[lbo-talk] anxious

Doug Henwood dhenwood at panix.com
Wed Sep 7 09:00:49 PDT 2005


Cseniornyc at aol.com wrote:


>Doug Henwood declares:" Yeah, but people have been saying things
>like this for 30 years. Know the enemy, man."
>^^^^^^^^^^^^^^^^^^^^^^^^^^^^^^^^^^^^^^^^^^^^^^^^^^^^^^^^^^^^^^^^^^^^^^^^^^^^^^^^^^^^^^^^^^^^^^^^^^^^^^^^^^
>Saying things like what? 30 years ago the US wasn't facing twin
>deficits approaching one trillion dollars. The financial sector was
>at the service of a powerful industrial one instead of being the
>leader of the economy as it is now..The economy was generating solid
>high wage jobs instead of low wage retail/service ones. Dollar
>hegemony was just beginning and the US currency reigned supreme
>.There was not serious competition from China and SEA for global
>resources, especially oil. This is a different kind of oil shock
>with farther reaching consequences. There were not asset bubbles
>whose deflation create serious disadjustments in the economy,
>etc,etc. So, honestly I don't know what do you mean by this
>statement. Also, do you subscribe to the type of logical reasoning
>such that because it rained yesterday it follows it'll rain tomorrow?

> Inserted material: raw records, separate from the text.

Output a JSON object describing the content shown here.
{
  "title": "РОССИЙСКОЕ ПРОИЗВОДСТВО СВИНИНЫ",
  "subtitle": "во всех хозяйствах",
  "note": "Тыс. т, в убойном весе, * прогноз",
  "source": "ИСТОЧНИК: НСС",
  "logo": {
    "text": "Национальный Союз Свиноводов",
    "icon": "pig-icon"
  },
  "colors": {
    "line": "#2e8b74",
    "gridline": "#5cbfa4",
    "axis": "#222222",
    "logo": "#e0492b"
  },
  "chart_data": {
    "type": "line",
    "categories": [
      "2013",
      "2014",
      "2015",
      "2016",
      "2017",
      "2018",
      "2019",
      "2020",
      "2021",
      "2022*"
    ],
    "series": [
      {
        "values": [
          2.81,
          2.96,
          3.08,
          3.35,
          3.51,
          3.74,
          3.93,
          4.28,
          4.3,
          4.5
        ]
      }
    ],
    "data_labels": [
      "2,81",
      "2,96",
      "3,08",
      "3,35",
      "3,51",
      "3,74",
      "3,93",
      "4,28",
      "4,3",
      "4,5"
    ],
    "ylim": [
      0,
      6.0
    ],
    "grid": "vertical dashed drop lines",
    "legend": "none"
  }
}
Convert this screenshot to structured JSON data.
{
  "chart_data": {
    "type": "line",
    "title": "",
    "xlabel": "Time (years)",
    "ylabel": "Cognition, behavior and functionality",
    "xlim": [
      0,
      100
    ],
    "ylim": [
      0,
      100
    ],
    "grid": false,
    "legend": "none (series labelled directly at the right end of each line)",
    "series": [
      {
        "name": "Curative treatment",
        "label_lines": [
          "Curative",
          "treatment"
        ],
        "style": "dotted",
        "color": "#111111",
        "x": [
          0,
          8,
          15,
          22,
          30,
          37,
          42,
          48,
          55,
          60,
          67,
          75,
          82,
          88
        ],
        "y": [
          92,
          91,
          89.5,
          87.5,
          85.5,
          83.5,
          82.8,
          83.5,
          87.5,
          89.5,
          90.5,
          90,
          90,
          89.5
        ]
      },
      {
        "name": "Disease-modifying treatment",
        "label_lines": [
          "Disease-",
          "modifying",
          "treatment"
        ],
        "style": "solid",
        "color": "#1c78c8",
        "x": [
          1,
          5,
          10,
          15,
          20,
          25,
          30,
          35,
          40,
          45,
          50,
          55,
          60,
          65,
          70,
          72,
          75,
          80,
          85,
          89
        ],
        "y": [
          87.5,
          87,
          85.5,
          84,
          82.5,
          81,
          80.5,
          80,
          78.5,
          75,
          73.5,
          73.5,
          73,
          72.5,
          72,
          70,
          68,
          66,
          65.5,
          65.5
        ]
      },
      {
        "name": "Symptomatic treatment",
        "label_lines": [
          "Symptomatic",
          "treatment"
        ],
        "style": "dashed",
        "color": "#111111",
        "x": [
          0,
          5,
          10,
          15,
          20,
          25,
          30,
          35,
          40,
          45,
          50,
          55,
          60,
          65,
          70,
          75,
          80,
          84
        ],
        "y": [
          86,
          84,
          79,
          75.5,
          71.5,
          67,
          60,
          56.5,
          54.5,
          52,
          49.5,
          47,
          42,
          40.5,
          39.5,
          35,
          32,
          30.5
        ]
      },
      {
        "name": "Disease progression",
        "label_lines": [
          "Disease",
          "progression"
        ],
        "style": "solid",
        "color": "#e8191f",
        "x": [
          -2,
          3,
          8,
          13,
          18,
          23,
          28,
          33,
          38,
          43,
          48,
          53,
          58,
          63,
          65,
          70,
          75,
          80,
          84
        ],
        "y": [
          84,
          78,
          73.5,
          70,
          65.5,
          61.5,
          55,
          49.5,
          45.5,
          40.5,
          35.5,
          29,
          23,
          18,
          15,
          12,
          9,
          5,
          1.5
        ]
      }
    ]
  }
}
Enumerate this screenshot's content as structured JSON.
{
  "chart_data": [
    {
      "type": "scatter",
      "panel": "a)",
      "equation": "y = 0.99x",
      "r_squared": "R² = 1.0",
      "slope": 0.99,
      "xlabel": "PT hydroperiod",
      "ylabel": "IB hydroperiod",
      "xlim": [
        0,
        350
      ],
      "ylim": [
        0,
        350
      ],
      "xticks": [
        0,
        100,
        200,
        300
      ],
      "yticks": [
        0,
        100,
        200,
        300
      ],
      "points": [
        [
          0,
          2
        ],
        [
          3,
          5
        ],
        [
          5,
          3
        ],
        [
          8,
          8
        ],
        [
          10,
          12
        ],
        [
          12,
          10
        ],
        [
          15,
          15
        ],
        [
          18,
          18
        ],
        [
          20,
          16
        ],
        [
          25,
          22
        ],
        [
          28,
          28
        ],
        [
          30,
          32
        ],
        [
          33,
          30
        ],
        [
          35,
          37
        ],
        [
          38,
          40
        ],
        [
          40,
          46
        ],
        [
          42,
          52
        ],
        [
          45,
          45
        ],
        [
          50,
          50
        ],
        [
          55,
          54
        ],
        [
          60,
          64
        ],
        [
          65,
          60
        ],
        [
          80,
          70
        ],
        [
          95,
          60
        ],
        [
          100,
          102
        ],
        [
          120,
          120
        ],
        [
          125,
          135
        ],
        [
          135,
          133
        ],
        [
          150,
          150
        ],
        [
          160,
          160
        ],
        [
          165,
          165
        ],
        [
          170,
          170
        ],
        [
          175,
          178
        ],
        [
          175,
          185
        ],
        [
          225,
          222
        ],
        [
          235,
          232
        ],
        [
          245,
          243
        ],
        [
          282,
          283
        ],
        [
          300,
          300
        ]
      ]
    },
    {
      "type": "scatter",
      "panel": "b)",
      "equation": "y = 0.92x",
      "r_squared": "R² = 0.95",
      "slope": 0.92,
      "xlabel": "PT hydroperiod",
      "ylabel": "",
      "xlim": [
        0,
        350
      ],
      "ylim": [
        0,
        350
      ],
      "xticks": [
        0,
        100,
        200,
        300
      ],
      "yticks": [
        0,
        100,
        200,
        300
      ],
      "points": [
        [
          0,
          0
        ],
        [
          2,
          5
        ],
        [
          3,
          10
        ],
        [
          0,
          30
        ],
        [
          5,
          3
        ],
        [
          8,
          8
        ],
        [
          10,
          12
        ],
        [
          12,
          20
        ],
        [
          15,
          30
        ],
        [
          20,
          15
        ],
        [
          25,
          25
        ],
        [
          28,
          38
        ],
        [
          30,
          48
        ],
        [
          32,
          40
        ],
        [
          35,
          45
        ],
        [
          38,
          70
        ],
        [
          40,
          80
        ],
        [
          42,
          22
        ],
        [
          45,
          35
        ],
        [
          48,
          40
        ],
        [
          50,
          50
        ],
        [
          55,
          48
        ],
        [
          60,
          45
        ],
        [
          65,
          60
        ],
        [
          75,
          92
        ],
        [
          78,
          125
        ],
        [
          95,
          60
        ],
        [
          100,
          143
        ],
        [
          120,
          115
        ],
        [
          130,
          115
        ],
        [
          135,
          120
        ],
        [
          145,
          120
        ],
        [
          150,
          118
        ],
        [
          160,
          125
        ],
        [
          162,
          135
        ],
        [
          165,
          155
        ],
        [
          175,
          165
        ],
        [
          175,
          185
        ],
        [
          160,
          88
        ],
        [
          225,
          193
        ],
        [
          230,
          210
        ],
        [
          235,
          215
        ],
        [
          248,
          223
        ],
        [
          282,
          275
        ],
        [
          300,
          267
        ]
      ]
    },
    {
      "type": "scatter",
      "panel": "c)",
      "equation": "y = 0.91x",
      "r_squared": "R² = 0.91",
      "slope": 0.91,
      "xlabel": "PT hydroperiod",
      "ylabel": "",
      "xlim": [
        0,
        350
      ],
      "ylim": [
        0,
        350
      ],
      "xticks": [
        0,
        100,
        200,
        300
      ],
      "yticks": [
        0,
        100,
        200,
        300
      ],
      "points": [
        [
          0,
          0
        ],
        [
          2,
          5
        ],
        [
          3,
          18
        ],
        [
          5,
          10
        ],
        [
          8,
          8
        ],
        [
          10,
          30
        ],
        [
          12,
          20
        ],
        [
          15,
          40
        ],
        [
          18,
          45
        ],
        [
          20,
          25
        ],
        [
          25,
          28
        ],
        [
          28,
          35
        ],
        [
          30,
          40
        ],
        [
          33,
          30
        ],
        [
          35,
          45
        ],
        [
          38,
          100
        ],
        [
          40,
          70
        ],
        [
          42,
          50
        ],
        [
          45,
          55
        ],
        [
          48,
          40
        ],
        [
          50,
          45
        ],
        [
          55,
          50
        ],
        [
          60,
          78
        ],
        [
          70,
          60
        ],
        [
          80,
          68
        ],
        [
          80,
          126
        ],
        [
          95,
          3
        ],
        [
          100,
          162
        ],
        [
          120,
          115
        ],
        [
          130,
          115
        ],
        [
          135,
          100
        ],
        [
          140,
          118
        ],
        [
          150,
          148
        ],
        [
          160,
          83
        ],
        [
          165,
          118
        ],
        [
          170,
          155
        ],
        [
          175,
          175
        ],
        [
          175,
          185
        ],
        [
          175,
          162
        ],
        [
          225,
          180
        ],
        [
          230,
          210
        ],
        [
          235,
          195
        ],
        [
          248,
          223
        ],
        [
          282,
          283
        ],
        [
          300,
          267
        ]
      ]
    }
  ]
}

I feel like I've typed these words so many times over the last 10-12 years that I should make a macro. But here goes again.

People have been forecasting some sort of bone-crunching crisis for the U.S. economy, and the broader world economy, for several decades. They point to rising debt, financial market instability, or whatever the problem of the moment is. And that crisis has failed to materialize. It could yet someday, I'm not denying that. But its repeated failure to materialize should prompt some reflection on why it hasn't, and why the propensity to predict it persists. On the first, I think the prophets of doom underestimate the skill and power of state bailout managers (and also fall for the temptation to see every problem as a crisis). On the second, it's wishful thinking: on the left, anti-capitalists hope for a crisis so that the masses will turn to them for rescue; on the right, Austrian anti-statists hope it'll mean the end of deficit spending and activist central banks.

Since whenever I say that, several objections immediately arise, let me address them pre-emptively: yes, I know that lots of people live in insecurity and misery - that's standard operating procedure for capitalism. And yes I know that the run of good luck might not go on forever. But look at Japan's "crisis" of the 1990s - it wasn't much fun, but it wasn't the 1930s either.